第29話 オリエンテーリング


 オリエンテーリングに出発した、緑依風、風麻、亜梨明、爽太、奏音、星華、紫郎の四班のグループは、自然あふれるあぜ道を歩いていた。


 オリエンテーリングでは長い道のりを歩くため、全員が亜梨明の体力を心配していたのだが、当の亜梨明は、初めての風景にはしゃいでおり、まるでスキップでもしているかのようだ。


「ちょっとぉ~!一人で先に行かないで!」

「あっ、見て!今田んぼで何か跳ねたよ!!」

「マジ?どの辺⁉」

 奏音の忠告も聞かずに、亜梨明は星華と一緒に田んぼを見ている。


「もぉ~……途中でバテても知らないよ」

「亜梨明さん……元気だね」

 七人の中で一番疲れた顔をしているのは、漫画研究部所属の中村紫郎だ。


 この日も気温は夏に近く、空気は乾いて爽やかなのだが、強い日差しが苦手なのか、紫郎は一番後ろでゆっくり歩いている。


「あの子、テンションが上がるといつもあんな感じなんだ」

 奏音は、紫郎にそう説明すると、「ごめんね」と謝った。


「いいんじゃない?元気に笑ってる顔見てる方が、こっちも安心するからさ」

 爽太はクスッと笑いながら、亜梨明を見ていた。


 校外学習というのは、学校で過ごしている時よりも、それぞれの性格が表れる。


 班長を務める緑依風は、責任感の強い性格なので、地図を確認しながら、道順があっているのかどうか、慎重になっている。

 

 しっかり者の奏音は、亜梨明に「はしゃぎすぎない!」と叱りつつも、元気な双子の姉の姿に嬉しそうだ。
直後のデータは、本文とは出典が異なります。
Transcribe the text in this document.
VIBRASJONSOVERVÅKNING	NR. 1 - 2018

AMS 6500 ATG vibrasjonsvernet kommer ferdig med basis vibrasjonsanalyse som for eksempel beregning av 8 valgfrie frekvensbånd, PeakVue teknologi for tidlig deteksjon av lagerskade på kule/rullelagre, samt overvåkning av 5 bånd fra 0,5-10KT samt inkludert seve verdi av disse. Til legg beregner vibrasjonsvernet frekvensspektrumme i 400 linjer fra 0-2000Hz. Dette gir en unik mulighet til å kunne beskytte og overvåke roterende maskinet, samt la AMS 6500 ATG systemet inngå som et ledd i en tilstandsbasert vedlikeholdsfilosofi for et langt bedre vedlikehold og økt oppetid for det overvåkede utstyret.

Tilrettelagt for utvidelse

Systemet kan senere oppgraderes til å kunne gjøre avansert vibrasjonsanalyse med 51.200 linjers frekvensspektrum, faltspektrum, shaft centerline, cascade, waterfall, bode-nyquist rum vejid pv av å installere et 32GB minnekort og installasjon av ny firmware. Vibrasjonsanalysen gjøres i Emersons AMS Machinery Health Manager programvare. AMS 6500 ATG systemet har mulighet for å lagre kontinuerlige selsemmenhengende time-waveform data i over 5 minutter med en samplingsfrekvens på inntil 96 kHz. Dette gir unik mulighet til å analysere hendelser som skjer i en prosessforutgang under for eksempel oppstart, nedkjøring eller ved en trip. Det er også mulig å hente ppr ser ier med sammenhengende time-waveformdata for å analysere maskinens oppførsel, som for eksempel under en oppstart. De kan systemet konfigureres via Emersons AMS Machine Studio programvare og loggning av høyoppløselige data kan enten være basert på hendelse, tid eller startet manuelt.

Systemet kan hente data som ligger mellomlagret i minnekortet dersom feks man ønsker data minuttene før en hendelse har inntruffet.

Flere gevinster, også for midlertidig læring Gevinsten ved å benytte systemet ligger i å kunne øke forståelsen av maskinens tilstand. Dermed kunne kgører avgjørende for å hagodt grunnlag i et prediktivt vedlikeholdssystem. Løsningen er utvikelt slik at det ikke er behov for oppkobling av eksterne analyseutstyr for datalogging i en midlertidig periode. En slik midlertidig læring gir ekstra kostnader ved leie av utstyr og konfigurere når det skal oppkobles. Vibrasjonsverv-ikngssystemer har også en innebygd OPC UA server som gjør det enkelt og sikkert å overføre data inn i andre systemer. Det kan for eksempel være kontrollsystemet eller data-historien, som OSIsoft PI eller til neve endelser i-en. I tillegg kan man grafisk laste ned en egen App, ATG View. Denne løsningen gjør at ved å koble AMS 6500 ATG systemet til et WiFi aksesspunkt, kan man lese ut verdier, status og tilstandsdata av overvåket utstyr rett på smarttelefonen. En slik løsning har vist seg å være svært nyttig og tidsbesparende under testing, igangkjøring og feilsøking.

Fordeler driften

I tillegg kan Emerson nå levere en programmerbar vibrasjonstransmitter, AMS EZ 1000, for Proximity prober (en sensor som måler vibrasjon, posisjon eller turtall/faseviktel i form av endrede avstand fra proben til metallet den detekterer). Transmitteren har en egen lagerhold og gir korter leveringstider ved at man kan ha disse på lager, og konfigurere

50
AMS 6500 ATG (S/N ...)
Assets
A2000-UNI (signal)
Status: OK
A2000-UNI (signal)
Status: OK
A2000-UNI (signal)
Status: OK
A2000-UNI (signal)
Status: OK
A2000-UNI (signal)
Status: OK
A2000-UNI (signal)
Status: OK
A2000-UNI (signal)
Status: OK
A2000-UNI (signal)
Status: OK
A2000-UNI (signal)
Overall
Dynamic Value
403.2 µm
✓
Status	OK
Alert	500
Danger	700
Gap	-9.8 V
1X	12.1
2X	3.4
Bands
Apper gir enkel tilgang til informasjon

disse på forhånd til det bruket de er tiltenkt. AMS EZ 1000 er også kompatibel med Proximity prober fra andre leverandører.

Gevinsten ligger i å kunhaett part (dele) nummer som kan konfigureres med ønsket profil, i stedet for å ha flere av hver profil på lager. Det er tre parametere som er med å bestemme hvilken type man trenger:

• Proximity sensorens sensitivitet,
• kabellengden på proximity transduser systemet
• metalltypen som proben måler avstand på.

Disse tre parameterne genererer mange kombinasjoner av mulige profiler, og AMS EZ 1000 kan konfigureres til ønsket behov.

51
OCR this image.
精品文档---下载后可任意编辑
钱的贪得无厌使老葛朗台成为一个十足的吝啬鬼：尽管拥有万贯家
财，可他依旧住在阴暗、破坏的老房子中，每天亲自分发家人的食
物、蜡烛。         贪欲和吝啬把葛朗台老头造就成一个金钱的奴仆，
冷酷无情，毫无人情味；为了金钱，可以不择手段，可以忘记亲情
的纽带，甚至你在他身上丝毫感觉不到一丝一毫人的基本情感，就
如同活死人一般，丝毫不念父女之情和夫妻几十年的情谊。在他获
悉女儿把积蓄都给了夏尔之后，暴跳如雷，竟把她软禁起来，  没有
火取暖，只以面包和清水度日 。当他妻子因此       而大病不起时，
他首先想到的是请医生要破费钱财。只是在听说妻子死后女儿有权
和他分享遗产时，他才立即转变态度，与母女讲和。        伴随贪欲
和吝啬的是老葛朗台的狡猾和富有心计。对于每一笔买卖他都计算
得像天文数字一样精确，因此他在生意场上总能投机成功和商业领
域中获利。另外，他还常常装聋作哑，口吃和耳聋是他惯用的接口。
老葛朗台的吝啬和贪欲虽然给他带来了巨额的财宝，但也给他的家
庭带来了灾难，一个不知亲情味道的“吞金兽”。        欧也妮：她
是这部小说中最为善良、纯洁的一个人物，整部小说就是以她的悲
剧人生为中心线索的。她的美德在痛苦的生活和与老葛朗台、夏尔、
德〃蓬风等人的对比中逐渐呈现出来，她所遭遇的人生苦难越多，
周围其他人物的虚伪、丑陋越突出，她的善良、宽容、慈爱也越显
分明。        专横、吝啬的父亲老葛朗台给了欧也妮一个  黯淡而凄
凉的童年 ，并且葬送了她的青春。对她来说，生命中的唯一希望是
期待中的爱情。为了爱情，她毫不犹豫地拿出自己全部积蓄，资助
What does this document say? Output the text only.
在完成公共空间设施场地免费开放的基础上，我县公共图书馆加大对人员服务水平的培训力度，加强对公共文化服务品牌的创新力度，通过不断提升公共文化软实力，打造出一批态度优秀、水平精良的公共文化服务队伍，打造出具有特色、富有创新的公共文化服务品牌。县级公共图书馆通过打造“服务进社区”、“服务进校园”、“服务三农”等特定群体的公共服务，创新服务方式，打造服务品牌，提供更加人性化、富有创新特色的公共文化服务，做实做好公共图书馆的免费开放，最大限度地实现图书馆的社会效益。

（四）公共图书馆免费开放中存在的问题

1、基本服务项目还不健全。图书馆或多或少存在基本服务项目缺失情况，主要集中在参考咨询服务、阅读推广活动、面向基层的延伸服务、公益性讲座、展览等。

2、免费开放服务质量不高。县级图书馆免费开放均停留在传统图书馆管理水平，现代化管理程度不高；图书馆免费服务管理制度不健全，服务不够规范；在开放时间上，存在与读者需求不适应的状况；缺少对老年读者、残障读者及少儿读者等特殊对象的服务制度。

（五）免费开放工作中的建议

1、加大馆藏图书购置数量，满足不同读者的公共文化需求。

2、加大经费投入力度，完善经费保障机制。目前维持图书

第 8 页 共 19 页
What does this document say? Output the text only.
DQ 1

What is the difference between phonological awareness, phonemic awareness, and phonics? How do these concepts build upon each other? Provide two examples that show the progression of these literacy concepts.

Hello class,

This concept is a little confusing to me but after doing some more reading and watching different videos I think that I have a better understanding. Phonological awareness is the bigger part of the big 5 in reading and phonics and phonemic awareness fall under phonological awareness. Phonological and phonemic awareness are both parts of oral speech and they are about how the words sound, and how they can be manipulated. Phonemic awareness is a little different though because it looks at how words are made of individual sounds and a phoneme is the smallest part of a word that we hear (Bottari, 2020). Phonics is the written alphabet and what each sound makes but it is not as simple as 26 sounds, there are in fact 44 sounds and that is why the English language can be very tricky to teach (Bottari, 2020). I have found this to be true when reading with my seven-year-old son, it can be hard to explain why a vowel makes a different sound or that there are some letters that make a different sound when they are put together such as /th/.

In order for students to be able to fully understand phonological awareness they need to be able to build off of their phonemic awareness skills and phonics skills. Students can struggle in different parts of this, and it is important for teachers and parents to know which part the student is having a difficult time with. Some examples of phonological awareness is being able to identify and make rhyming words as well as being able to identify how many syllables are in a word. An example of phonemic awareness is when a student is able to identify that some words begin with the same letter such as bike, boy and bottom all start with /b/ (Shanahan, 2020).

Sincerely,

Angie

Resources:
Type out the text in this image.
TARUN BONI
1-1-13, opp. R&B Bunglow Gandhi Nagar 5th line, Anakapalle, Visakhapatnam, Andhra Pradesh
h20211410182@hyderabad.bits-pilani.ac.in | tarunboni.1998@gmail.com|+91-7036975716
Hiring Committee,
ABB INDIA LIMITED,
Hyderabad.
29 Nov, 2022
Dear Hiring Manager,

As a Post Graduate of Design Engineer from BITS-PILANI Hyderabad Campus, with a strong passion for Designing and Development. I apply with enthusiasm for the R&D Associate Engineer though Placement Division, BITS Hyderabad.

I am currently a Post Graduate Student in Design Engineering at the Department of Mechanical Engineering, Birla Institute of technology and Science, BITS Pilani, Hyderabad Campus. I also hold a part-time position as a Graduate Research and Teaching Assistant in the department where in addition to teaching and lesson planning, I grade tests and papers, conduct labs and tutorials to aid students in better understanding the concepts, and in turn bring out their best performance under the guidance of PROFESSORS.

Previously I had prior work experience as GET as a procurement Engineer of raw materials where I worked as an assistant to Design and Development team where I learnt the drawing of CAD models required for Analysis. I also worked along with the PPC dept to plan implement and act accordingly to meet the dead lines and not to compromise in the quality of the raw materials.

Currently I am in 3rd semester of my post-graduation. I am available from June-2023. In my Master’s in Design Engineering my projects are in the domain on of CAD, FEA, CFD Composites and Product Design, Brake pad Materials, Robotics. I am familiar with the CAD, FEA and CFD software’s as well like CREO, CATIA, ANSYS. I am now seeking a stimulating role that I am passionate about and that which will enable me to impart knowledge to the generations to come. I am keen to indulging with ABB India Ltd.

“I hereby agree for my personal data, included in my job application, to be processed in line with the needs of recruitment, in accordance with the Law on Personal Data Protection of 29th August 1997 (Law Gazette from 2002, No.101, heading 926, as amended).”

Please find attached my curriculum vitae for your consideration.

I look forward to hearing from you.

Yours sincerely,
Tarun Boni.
 星華と亜梨明は、好奇心旺盛なのか、景色を楽しみながら歩いており、爽太は普段と変わらず、穏やかな笑みを浮かべながら、グループの様子を見ている。


 そして、風麻はというと、この宿泊研修中に、亜梨明と距離を縮めたいと考えており、そのチャンスを伺っていたのだった。


 *


 ――四班が、野外活動センターを出発してから、既に一時間経過していた。


「うーん……」

 ゴールまであと半分の距離まで来た四班は、地図を見ながら、目の前にそびえたつ、白い壁を見ていた。


 地図を見ながら辿り着いた場所は、高い外壁によって、行き止まりになっている。


「道……間違えたのかな」

 緑依風は何度も、周りの風景と地図を交互に見ては、眉間にシワを寄せて唸っていた。


「でも……お地蔵さんここにあるよね?」

 奏音も、地図に書いてある目印と、真横にある地蔵を見て、一緒に悩んでいた。


「ちょっと……疲れちゃった」

 急な傾斜の坂道ばかりを歩いた亜梨明は、疲労が溜まり、アスファルトの上に座り込んでお茶を飲んだ。


 星華は、車や人通りが無いのをいいことに、亜梨明の隣で大の字になって寝転がり、紫郎も運動が苦手なインドアタイプなので、同じく座り込んで「もう帰りたい……」と愚痴をこぼした。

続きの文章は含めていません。